For families with school-aged children, summer is one of the most stressful and expensive times of the year as they scramble to find and pay for child care.
But for parents of younger children, that’s a year-round struggle. At about $10,000 a year, four years of child care can easily add up to more than the cost of a university degree. And that’s if you’re lucky enough to find a spot, since BC only has enough regulated child care spaces for 27% of children under six.
Numerous studies have shown how our society benefits from quality child care being easy and affordable for all parents to access. Child care experts in BC have developed a plan that would reduce fees to $10 a day, create enough spaces for all families who want them, and increase the quality of care in regulated programs. This $10 a day child care plan has gathered support across the province, from businesses, local governments and academics.

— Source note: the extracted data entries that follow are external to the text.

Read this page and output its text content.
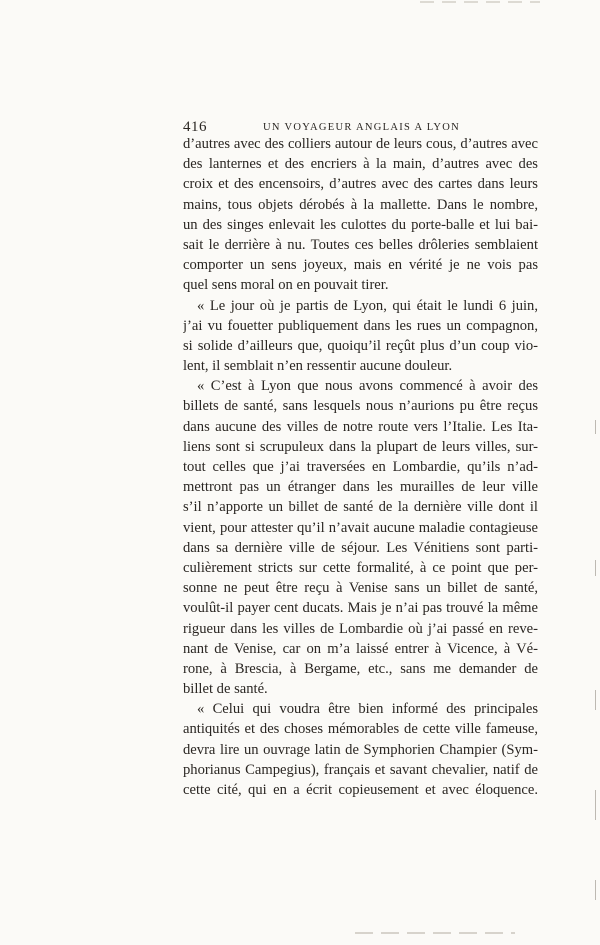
416	UN VOYAGEUR ANGLAIS A LYON

d’autres avec des colliers autour de leurs cous, d’autres avec
des lanternes et des encriers à la main, d’autres avec des
croix et des encensoirs, d’autres avec des cartes dans leurs
mains, tous objets dérobés à la mallette. Dans le nombre,
un des singes enlevait les culottes du porte-balle et lui bai-
sait le derrière à nu. Toutes ces belles drôleries semblaient
comporter un sens joyeux, mais en vérité je ne vois pas
quel sens moral on en pouvait tirer.
« Le jour où je partis de Lyon, qui était le lundi 6 juin,
j’ai vu fouetter publiquement dans les rues un compagnon,
si solide d’ailleurs que, quoiqu’il reçût plus d’un coup vio-
lent, il semblait n’en ressentir aucune douleur.
« C’est à Lyon que nous avons commencé à avoir des
billets de santé, sans lesquels nous n’aurions pu être reçus
dans aucune des villes de notre route vers l’Italie. Les Ita-
liens sont si scrupuleux dans la plupart de leurs villes, sur-
tout celles que j’ai traversées en Lombardie, qu’ils n’ad-
mettront pas un étranger dans les murailles de leur ville
s’il n’apporte un billet de santé de la dernière ville dont il
vient, pour attester qu’il n’avait aucune maladie contagieuse
dans sa dernière ville de séjour. Les Vénitiens sont parti-
culièrement stricts sur cette formalité, à ce point que per-
sonne ne peut être reçu à Venise sans un billet de santé,
voulût-il payer cent ducats. Mais je n’ai pas trouvé la même
rigueur dans les villes de Lombardie où j’ai passé en reve-
nant de Venise, car on m’a laissé entrer à Vicence, à Vé-
rone, à Brescia, à Bergame, etc., sans me demander de
billet de santé.
« Celui qui voudra être bien informé des principales
antiquités et des choses mémorables de cette ville fameuse,
devra lire un ouvrage latin de Symphorien Champier (Sym-
phorianus Campegius), français et savant chevalier, natif de
cette cité, qui en a écrit copieusement et avec éloquence.
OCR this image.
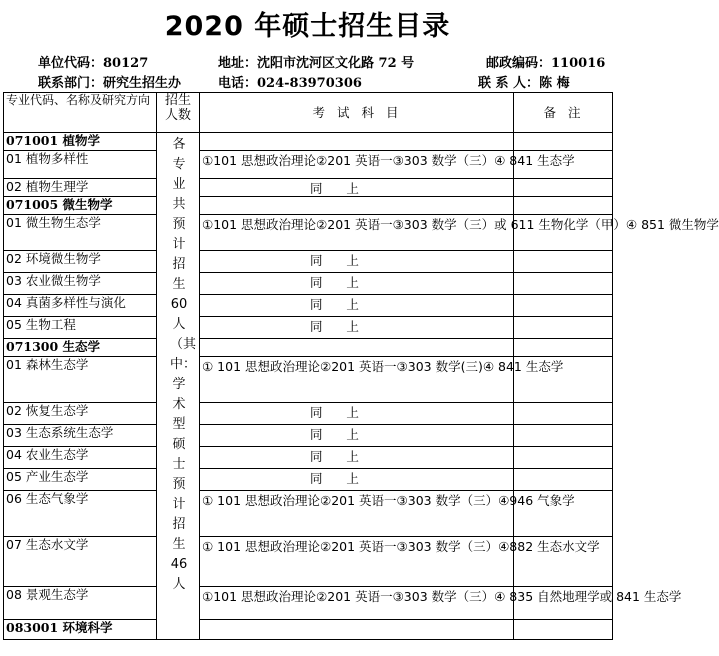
2020 年硕士招生目录
单位代码：80127	地址：沈阳市沈河区文化路 72 号	邮政编码：110016
联系部门：研究生招生办	电话：024-83970306	联 系 人：陈 梅
专业代码、名称及研究方向	招生人数	考 试 科 目	备 注
071001 植物学	各专业共预计招生60人（其中：学术型硕士预计招生46人		

01 植物多样性		①101 思想政治理论②201 英语一③303 数学（三）④ 841 生态学	
02 植物生理学		同      上	
071005 微生物学			
01 微生物生态学		①101 思想政治理论②201 英语一③303 数学（三）或 611 生物化学（甲）④ 851 微生物学	
02 环境微生物学		同      上	
03 农业微生物学		同      上	
04 真菌多样性与演化		同      上	
05 生物工程		同      上	
071300 生态学			
01 森林生态学		① 101 思想政治理论②201 英语一③303 数学(三)④ 841 生态学	
02 恢复生态学		同      上	
03 生态系统生态学		同      上	
04 农业生态学		同      上	
05 产业生态学		同      上	
06 生态气象学		① 101 思想政治理论②201 英语一③303 数学（三）④946 气象学	
07 生态水文学		① 101 思想政治理论②201 英语一③303 数学（三）④882 生态水文学	
08 景观生态学		①101 思想政治理论②201 英语一③303 数学（三）④ 835 自然地理学或 841 生态学	
083001 环境科学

However, when BC’s political leaders are asked about $10 a day child care, they wring their hands and tell us that unfortunately we simply can’t afford it, despite being one of the richest provinces in one of the world’s richest countries.
I bring you good news: the $10 a day child care plan is entirely affordable, in part because it would be largely self-financing.
In a new study, I build on research by economist Pierre Fortin, which found large and almost immediate economic benefits from Quebec’s child care plan, launched in the late 1990s. These benefits were the direct result of more mothers returning to work (Quebec’s program did not have a measurable impact on the working patterns of fathers).
If BC’s experience were similar, the $10 a day child care plan would lead to a significant increase in the number of women in the workforce, boosting our provincial economy by $3.9 billion per year. The provincial and federal governments would see benefits to the tune of $1.3 billion, split close to 50/50 between the two levels of government. These benefits come from higher tax revenues, fewer families with children needing social assistance, and reduced reliance on other income-tested transfers.
In other words, the direct returns to government from investing in the $10 a day plan would almost entirely cover the $1.5 billion annual cost of the plan (once fully phased in, which would take 10 years).
Since the federal government stands to see a boost in revenues from the introduction of quality public child care in BC (or any other province), it makes sense to share the costs. However, my analysis shows that in the absence of federal support, BC can afford to implement a provincial-only program like Quebec’s.
We’d need to raise a larger amount – approximately $870 million per year – because the boost in federal tax revenues could not be counted to offset the costs. But $870 million is just 2% of this year’s provincial budget, and we can comfortably afford it.
There are a number of ways BC could raise these revenues without cutting other programs. My study models one possible approach in the form of a series of modest tax reforms staged in gradually over a 10-year period.
Changes to the income tax brackets for the richest British Columbians, modest corporate tax increases and very small personal income tax increases could raise the revenues we need and still leave us with tax rates lower than the average for other provinces. For the vast majority of people, these changes would mean paying between $20 and $80 more per year.
Under this proposal, the typical BC family with children in child care would save more than $13,000 per year (at the median two-parent family income of $90,000, with two children aged two and four).
Families that directly benefit from child care would still contribute a large share of the program costs – but instead of paying through exorbitant fees up front they would pay through a combination of affordable fees and the income tax system.
For the rest of us, pitching in a little is a bargain for what we’d get with universal quality child care: healthy child development, improved social inclusion, more gender and income equality and economic prosperity.
This is the model we use for funding schools. It’s time to extend it to earlier years by building a quality public child care system.
Iglika Ivanova is a senior economist at the Canadian Centre for Policy Alternatives and author of Solving BC’s Child Care Affordability Crisis: Financing the $10 A Day Plan.